Commit Diff


commit - d9e70c37d9c1f727bf5c52714f64189717706d01
commit + 4f62e31e79cb1498c62ca45b0b9d9d72ef03a334
blob - faa42ebc8315cb686415f0039a27d1119f5ab6ec
blob + f25600eaa4b77f39953dd90dd1e4ddecea853efa
--- swh/loader/git/loader.py
+++ swh/loader/git/loader.py
@@ -1147,44 +1147,30 @@ class GitLoader(BaseGitLoader):
                 else:
                     raise TypeError(f"Unexpected object type: {obj_type}")
 
-        # Load the set of all blob IDs found in the pack file.
+        # Load the set of all blob IDs found in the pack file
+        # and find out which blobs are missing from the archive.
+        blob_hashes: List[bytes] = list()
+        logger.debug("Querying archive for missing packed blobs...")
+        num_blobs = self._blob_types.count()
+        for obj_pos in self._blob_types.search(1):
+            id_hex = sha_to_hex(self.pack.index._unpack_name(obj_pos))
+            id_hash = hashutil.bytehex_to_hash(id_hex)
+            blob_hashes.append(id_hash)
+        missing_contents = set(self.storage.content_missing_per_sha1_git(blob_hashes))
+        self.log.debug(
+            "Number of packed blobs that are missing in storage: "
+            f"{len(missing_contents)} of {num_blobs} packed blobs total"
+        )
+
+        # This list is potentially quite big.
+        del blob_hashes
+
         root_tree_vertices = self._commit_graph.vs.select(
             object_type=GitObjectType.TREE
-        )
-        blob_hashes: Set[bytes] = set()
-        logger.debug("Loading blob object IDs...")
-        i = 0
-        last_p = -1
-        for root_hash, tree_deps in iter_tree_deps(root_tree_vertices):
-            p = int(i * 100 / len(root_tree_vertices))

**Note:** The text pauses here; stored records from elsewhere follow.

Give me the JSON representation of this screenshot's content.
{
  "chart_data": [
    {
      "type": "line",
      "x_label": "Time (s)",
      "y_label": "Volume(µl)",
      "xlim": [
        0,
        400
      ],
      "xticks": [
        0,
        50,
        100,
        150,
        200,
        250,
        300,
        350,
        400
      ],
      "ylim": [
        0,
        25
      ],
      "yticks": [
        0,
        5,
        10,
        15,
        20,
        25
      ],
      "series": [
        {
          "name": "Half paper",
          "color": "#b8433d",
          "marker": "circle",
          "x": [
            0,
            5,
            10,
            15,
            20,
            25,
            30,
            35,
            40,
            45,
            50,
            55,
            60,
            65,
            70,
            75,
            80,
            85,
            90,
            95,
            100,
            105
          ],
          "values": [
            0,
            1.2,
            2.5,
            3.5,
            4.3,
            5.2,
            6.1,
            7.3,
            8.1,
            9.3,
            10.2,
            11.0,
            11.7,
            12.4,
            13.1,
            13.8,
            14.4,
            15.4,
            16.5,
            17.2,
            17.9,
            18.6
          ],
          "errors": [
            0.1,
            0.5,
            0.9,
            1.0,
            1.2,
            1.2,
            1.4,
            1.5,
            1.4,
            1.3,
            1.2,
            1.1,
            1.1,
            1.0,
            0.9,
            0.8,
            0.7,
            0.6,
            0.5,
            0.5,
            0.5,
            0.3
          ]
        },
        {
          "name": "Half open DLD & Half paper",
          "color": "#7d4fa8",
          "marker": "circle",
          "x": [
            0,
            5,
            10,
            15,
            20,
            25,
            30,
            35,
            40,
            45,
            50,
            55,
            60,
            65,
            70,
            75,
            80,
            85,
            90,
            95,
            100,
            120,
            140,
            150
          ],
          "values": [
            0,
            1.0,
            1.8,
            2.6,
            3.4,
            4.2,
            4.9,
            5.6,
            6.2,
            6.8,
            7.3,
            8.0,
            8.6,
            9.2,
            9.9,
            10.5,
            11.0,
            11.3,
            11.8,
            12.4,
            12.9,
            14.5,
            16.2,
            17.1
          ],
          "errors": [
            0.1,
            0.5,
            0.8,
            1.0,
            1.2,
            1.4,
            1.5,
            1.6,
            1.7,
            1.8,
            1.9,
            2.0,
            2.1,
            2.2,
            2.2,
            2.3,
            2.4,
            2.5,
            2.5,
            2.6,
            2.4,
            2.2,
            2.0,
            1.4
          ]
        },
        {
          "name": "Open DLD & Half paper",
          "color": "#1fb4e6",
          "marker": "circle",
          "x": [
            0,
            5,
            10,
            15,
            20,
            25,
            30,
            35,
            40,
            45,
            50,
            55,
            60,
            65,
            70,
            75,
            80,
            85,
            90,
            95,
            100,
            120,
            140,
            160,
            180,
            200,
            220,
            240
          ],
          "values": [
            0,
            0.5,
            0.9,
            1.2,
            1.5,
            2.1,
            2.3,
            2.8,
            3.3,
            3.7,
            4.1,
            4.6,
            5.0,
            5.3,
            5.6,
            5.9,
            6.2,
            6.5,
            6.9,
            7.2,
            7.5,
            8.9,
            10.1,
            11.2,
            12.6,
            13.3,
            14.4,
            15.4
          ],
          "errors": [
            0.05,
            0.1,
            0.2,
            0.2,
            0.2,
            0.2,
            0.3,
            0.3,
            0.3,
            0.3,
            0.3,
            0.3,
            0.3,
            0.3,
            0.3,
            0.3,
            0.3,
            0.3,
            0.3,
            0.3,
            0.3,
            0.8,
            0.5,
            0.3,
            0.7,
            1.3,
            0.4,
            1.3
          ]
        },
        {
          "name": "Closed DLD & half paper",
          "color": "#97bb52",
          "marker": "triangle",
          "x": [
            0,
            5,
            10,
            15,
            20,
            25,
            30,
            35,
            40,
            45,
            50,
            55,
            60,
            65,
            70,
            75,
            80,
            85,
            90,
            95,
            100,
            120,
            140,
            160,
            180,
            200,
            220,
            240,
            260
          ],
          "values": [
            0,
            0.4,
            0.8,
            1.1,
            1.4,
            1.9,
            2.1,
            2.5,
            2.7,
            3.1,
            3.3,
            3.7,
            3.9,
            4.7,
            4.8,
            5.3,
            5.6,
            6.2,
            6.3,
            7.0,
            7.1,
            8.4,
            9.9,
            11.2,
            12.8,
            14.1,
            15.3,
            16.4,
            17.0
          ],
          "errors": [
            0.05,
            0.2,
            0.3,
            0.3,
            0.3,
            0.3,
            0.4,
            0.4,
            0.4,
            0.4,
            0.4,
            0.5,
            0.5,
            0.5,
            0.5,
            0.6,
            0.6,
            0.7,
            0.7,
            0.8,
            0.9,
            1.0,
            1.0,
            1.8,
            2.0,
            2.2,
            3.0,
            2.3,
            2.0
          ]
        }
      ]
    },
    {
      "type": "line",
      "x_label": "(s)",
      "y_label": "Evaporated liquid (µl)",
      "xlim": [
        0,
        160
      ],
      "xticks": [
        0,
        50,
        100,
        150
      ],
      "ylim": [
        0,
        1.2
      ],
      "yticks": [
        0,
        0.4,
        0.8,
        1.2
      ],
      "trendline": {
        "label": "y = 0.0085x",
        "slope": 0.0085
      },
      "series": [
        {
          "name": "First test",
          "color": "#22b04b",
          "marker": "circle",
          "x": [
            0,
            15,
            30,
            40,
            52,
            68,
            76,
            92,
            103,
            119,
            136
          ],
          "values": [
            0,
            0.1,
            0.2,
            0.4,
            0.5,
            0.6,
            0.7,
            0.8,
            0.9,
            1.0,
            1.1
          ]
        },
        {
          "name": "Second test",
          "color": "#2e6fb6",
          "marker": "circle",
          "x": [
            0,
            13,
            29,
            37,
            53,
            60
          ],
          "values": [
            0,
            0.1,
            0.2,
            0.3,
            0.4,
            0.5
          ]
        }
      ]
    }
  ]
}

-            if p != last_p:
-                logger.debug(f"Loading blob object IDs: {p}% of commits processed...")
-                last_p = p
-            i = i + 1
-            try:
-                dep_hashes = get_recursive_tree_dep_hashes(
-                    root_hash, obj_type=GitObjectType.BLOB
-                )
-                blob_hashes.update(dep_hashes)
-            except KeyError:
-                continue
-
-        p = int(i * 100 / len(root_tree_vertices))
-        if p != last_p:
-            logger.debug(f"Loading blob object IDs: {p}% of commits processed.")
-
-        # Find out which blobs are missing from the archive.
-        missing_contents = set(
-            self.storage.content_missing_per_sha1_git(list(blob_hashes))
-        )
-        self.log.debug(
-            "Number of packed blobs that are missing in storage: "
-            f"{len(missing_contents)} of {len(blob_hashes)} packed blobs total"
         )
-
         missing_directories: Set[bytes] = set()
         tree_hashes: Set[bytes] = set()
-        if len(missing_contents) == len(blob_hashes):
+        if len(missing_contents) == num_blobs:
             # If all blobs are missing then all trees are missing, too.
             for root_hash, tree_deps in iter_tree_deps(root_tree_vertices):
                 missing_directories.add(hashutil.hash_to_bytes(root_hash))